Unfortunately, most members of Congress, including many influential members of the House and Senate Agricultural Committees, don't understand the
devastating toll that six decades of Farm Bill subsidized factory farming methods has taken on the land--or the power of conservation programs to reverse
them.
Adding insult to injury, those conservation programs that do exist rarely get the money they are promised when Farm Bills are passed. Legislators make a
big deal about how the Farm Bill protects the environment. But whenever budget appropriators need savings, conservation programs are the first on the
chopping block. There's a term for this: Changes in Mandatory Program Spending, or CHIMPS.
Over the last five years, Conservation budgets have been CHIMPed by more than $3 billion, with nearly $2 billion in cuts between 2011 and 2013 alone.

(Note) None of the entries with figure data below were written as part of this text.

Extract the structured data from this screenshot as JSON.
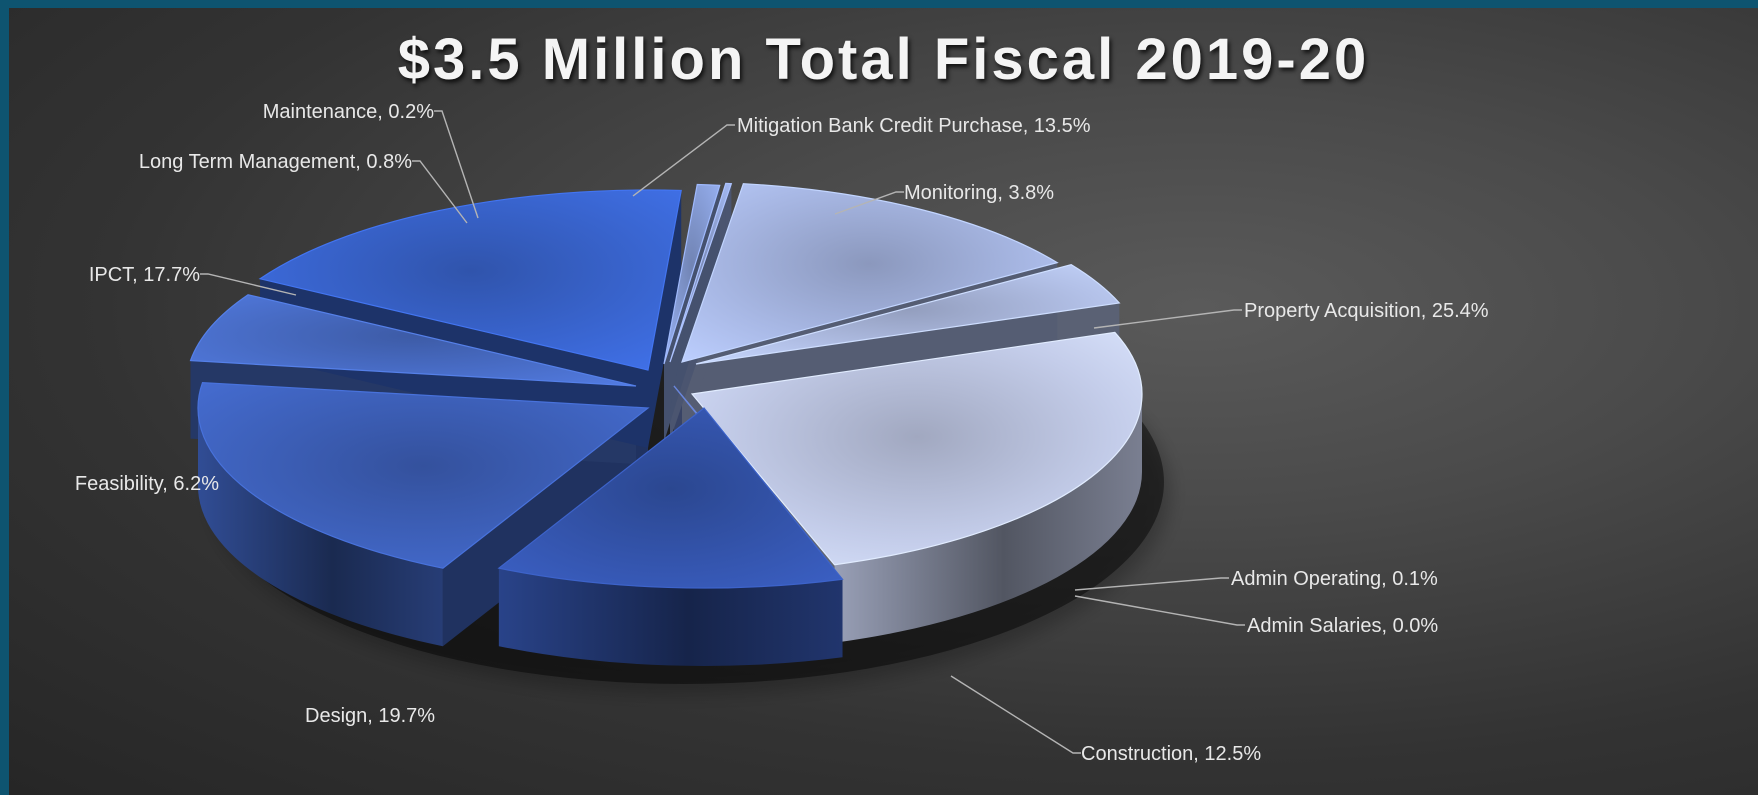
{
  "chart_data": {
    "type": "pie",
    "title": "$3.5 Million Total Fiscal 2019-20",
    "slices": [
      {
        "name": "Property Acquisition",
        "value": 25.4,
        "label": "Property Acquisition, 25.4%",
        "color": "#c4cdea"
      },
      {
        "name": "Admin Operating",
        "value": 0.1,
        "label": "Admin Operating, 0.1%",
        "color": "#6f86c9"
      },
      {
        "name": "Admin Salaries",
        "value": 0.0,
        "label": "Admin Salaries, 0.0%",
        "color": "#5a74c0"
      },
      {
        "name": "Construction",
        "value": 12.5,
        "label": "Construction, 12.5%",
        "color": "#3556b0"
      },
      {
        "name": "Design",
        "value": 19.7,
        "label": "Design, 19.7%",
        "color": "#3f63bf"
      },
      {
        "name": "Feasibility",
        "value": 6.2,
        "label": "Feasibility, 6.2%",
        "color": "#4a6fcb"
      },
      {
        "name": "IPCT",
        "value": 17.7,
        "label": "IPCT, 17.7%",
        "color": "#3a66d2"
      },
      {
        "name": "Long Term Management",
        "value": 0.8,
        "label": "Long Term Management, 0.8%",
        "color": "#8aa1dc"
      },
      {
        "name": "Maintenance",
        "value": 0.2,
        "label": "Maintenance, 0.2%",
        "color": "#96aadf"
      },
      {
        "name": "Mitigation Bank Credit Purchase",
        "value": 13.5,
        "label": "Mitigation Bank Credit Purchase, 13.5%",
        "color": "#a9b9e6"
      },
      {
        "name": "Monitoring",
        "value": 3.8,
        "label": "Monitoring, 3.8%",
        "color": "#b3c1e8"
      }
    ],
    "legend": "data labels outside slices",
    "style": "3d exploded"
  }
}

That's not because there's no demand for the programs. Three out of four applications are turned away for lack of funding.
Even common sense on-farm stewardship practices that were historically required of farm subsidy recipients are disappearing from the Farm Bill. Take
taxpayer funded crop insurance. Over the past five years, subsidized crop insurance has become farmers' preferred source of taxpayer assistance.
Crop insurance policies currently come with no land conservation requirements. Because of this, they are actually causing a massive amount of previously
protected land to be plowed up. Farmers anxious to cash in on record crop prices no longer have to worry about yields when taxpayer programs guarantee them
against losses. Across the Great Plains, corn and soybeans are being planted on millions of acres of erodible lands that were previously deemed marginal
and formerly protected through the Conservation Reserve Program. Scientists fear another Dust Bowl is in the making.
"Congress right now has the ability and responsibility to transform the Conservation Title for the next 10 years," says Oregon Representative Earl
Blumenauer. In May, Blumenauer introduced HR 1890, the "Balancing Food, Farms and Environment Act of 2013." The bill is just one of many intended to
strengthen conservation efforts into the House and Senate Farm Bills, which should come to floor votes this summer. A Coburn-Durban amendment is aimed at
imposing income thresholds on crop insurance for the largest farmers. HR 1890 would provide more money for to protect land in permanent easements and
reward farmers for carbon sequestration. Chellie Pingree of Maine introduced an amendment to expand supports to organic farmers.
In a political landscape hostile to environmental protection, agricultural lobbies have for decades found ways to pilfer conservation budgets to help boost
crop and livestock production. Over the last ten years alone, according to the Environmental Working Group, two billion dollars in the Environmental
Quality Incentives Program have been diverted to pay for the hard costs of establishing waste containment structures for concentrated animal feeding
operations, laying pipe for irrigation in arid regions, and draining wetlands.
Like the Olympic Games, the renewal of the Farm Bill only comes around every four to five years. It offers the opportunity for Americans to invest in the
long-term health of farmlands and the countryside. But time may be running out.
Could this year be a turning point for Farm Bill conservation reforms, like the 1985 and 1990 Farm Bills, which established far-reaching efforts to protect
grasslands and wetlands across the heartland?